Computational complexity of robust bilevel optimization problems

Abstract

Bilevel optimization is concerned with hierarchical optimization problems that involve two decision makers, a leader and a follower. Each player's decision influences the other player's optimization problem. Therefore, the leader has to anticipate the follower's reaction when taking the first decision, which can make the bilevel problem very hard to solve. In terms of computational complexity theory, combinatorial bilevel optimization problems are typically on the second level of the polynomial-time hierarchy.

In this thesis, we study three relatively easy and natural combinatorial bilevel optimization problems. The Bilevel Selection Problem and the Bilevel Continuous Knapsack Problem can be solved in polynomial time and the Bilevel Minimum Spanning Tree Problem is NP-equivalent. In all of them, the leader and the follower each control a subset of some set of items, and they build a feasible solution of the underlying single-level problem together, while optimizing different objective functions.

In case of the Bilevel Minimum Spanning Tree Problem, we also investigate the approximability and the special case where the number of follower's edges is small, and we characterize the complexity of problem variants involving bottleneck objective functions.

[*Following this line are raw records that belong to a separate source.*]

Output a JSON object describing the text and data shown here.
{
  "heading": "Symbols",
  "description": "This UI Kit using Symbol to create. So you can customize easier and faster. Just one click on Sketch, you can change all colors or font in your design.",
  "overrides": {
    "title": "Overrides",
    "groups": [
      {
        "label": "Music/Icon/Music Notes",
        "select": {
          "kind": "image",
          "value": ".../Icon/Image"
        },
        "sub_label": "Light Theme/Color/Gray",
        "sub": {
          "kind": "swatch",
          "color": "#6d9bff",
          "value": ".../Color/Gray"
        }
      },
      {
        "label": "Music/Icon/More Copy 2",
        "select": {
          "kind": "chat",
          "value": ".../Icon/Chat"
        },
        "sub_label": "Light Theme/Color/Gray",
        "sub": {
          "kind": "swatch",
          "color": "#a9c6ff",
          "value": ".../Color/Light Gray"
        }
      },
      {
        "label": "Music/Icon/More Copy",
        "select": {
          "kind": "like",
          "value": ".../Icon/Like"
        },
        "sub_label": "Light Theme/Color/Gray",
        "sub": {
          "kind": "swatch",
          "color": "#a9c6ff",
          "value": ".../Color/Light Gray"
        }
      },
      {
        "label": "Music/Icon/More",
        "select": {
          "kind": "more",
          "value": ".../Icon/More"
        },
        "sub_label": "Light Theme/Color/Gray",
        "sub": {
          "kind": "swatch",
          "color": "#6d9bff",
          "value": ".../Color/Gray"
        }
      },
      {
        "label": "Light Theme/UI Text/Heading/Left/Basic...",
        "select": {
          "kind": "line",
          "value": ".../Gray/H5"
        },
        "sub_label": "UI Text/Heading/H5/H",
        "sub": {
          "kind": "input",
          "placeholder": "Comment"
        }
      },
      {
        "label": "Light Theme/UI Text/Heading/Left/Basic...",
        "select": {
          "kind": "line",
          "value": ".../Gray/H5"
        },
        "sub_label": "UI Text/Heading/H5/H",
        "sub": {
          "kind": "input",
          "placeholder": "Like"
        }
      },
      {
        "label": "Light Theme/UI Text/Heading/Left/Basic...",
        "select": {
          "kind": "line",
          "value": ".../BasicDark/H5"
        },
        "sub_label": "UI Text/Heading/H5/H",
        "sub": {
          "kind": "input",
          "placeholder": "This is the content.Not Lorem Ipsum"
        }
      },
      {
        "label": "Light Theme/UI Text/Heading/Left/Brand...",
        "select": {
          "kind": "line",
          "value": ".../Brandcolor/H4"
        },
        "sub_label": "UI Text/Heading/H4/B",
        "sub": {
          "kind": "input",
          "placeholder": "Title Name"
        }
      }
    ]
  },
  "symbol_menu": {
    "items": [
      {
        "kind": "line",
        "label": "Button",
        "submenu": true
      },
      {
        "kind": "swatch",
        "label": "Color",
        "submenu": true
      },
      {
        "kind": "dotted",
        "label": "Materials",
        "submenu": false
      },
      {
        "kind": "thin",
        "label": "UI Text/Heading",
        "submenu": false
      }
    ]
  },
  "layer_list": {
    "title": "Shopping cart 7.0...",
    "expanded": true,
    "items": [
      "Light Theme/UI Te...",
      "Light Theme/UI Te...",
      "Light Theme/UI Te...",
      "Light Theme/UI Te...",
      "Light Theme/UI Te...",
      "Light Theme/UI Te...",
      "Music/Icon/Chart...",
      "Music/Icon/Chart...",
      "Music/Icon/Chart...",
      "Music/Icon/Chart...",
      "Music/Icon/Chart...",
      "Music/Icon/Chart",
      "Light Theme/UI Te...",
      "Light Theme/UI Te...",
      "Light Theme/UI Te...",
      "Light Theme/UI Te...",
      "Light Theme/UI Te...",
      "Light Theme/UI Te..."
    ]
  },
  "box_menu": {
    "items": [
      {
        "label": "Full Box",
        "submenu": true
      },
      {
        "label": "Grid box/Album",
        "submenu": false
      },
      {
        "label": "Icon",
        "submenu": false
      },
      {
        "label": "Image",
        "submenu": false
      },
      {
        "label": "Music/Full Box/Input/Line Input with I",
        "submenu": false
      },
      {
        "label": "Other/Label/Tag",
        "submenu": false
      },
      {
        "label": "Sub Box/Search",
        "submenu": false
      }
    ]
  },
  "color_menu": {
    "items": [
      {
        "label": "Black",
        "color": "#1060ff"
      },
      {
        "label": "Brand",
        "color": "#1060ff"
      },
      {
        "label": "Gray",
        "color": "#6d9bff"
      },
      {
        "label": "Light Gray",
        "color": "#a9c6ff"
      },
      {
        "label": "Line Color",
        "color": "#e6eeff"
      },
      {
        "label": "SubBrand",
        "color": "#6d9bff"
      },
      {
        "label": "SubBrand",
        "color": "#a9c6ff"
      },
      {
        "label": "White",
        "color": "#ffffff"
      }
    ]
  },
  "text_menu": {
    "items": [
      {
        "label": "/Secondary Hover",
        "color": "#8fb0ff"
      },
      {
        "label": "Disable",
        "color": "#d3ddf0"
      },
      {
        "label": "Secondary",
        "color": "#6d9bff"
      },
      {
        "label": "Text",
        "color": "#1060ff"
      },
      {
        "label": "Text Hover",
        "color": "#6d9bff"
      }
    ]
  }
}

Besides the complexity of bilevel optimization problems, we also study the additional complexity that uncertainty introduces in bilevel problems. In our setting of robust bilevel optimization, we assume that the leader does not have full information about the follower's objective function and optimizes for the worst case among the possible follower's reactions. We consider several types of uncertainty sets that are typically used in robust optimization, such as discrete uncertainty, interval uncertainty, and discrete uncorrelated uncertainty, and study the effect that the robustness has on the underlying bilevel problem, in terms of its computational complexity.

We present complexity results for a class of robust linear bilevel problems with discrete leader's and continuous follower's decisions and we thoroughly study robust versions of the polynomial-time solvable Bilevel Selection Problem and Bilevel Continuous Knapsack Problem. Some of them are still solvable in polynomial time, while others are NP-hard. These results reveal several differences between robust bilevel optimization and robust single-level optimization. For example, in the former case, interval uncertainty is not trivial and an uncertainty set can usually not be replaced by its convex hull without changing the problem.